Hay que ser muy pedante para decir algo como esto: “Sospecho de la gente que no lee libros”.

Se lo oí decir a alguien que, por cierto, no parecía haber leído ni siquiera su cédula de identidad.

Pero admito que cuando visito una casa y veo libros, y hablo de libros con los dueños, bajo la guardia y entro en lo que los psiquiatras llaman la zona de confort.

Nadie ni nada me ha acompañado mejor que los libros. En los peores momentos, un libro me ha salvado. Y cuando las cosas parecen irremediablemente torcidas, llevo un libro conmigo, casi siempre una gran novela del siglo XIX, no importa lo manoseada y repasada que esté. Es algo sólido y tangible. Como un abrazo.

Basta fisgonear un poco en Google para toparnos una y otra vez con estudios que sostienen que la lectura nos ayuda a mejorar la capacidad para comprender las señales que envían otras personas; que  los más infelices son los que más tiempo pasan viendo televisión; que  los lectores suelen estar más satisfechos y contentos y son más optimistas y menos agresivos que los que reniegan de los libros, y hasta he leído que quienes descubren los libros durante la adolescencia tienen más posibilidades de éxito profesional en la adultez y  que la lectura puede incluso modificar comportamientos a través de la identificación con los protagonistas de la literatura.

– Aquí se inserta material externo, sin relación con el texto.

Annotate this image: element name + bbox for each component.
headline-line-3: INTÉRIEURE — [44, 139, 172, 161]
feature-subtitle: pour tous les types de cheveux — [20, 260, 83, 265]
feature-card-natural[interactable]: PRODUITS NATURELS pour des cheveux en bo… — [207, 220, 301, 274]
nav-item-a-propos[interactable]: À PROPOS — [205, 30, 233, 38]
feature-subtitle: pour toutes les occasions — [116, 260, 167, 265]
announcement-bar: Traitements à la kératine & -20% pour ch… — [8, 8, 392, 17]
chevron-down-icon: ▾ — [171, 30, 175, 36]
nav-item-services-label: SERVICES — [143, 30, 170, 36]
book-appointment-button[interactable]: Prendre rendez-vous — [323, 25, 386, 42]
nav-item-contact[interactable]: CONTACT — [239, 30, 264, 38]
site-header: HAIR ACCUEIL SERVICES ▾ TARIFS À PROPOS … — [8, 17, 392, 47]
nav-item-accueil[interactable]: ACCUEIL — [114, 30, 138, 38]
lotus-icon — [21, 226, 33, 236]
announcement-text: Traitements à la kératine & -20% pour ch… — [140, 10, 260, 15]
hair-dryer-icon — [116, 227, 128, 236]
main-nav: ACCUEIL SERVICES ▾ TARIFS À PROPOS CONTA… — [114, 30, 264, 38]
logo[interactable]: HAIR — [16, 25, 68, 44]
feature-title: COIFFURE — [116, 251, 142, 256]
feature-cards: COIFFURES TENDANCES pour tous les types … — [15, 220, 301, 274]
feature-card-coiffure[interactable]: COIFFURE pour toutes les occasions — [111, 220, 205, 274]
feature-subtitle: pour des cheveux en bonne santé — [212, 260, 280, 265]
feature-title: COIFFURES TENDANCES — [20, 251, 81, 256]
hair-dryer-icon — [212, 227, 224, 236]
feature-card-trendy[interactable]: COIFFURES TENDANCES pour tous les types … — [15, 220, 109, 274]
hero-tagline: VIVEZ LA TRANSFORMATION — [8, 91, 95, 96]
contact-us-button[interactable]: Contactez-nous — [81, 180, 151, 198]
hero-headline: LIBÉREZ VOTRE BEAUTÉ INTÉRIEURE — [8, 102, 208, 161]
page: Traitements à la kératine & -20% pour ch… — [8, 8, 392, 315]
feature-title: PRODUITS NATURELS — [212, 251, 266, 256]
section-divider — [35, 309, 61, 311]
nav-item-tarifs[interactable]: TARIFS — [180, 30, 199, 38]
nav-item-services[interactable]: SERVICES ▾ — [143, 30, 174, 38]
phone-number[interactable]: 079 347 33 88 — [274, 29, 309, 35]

Sea lo que fuere, leer nos permite ponernos en los zapatos del otro. Y eso, con tanto egoísmo flotando en el aire, ya es más que suficiente. Por algo será que los niños, incluso los más impertinentes, se amansan cuando alguien les emopieza a contar que había una vez… y etc., etc.

“Un libro empieza y termina mucho antes y mucho después de su primera y su última página”, escribió Julio Cortázar. Y quien lee sabe que es así. Y punto.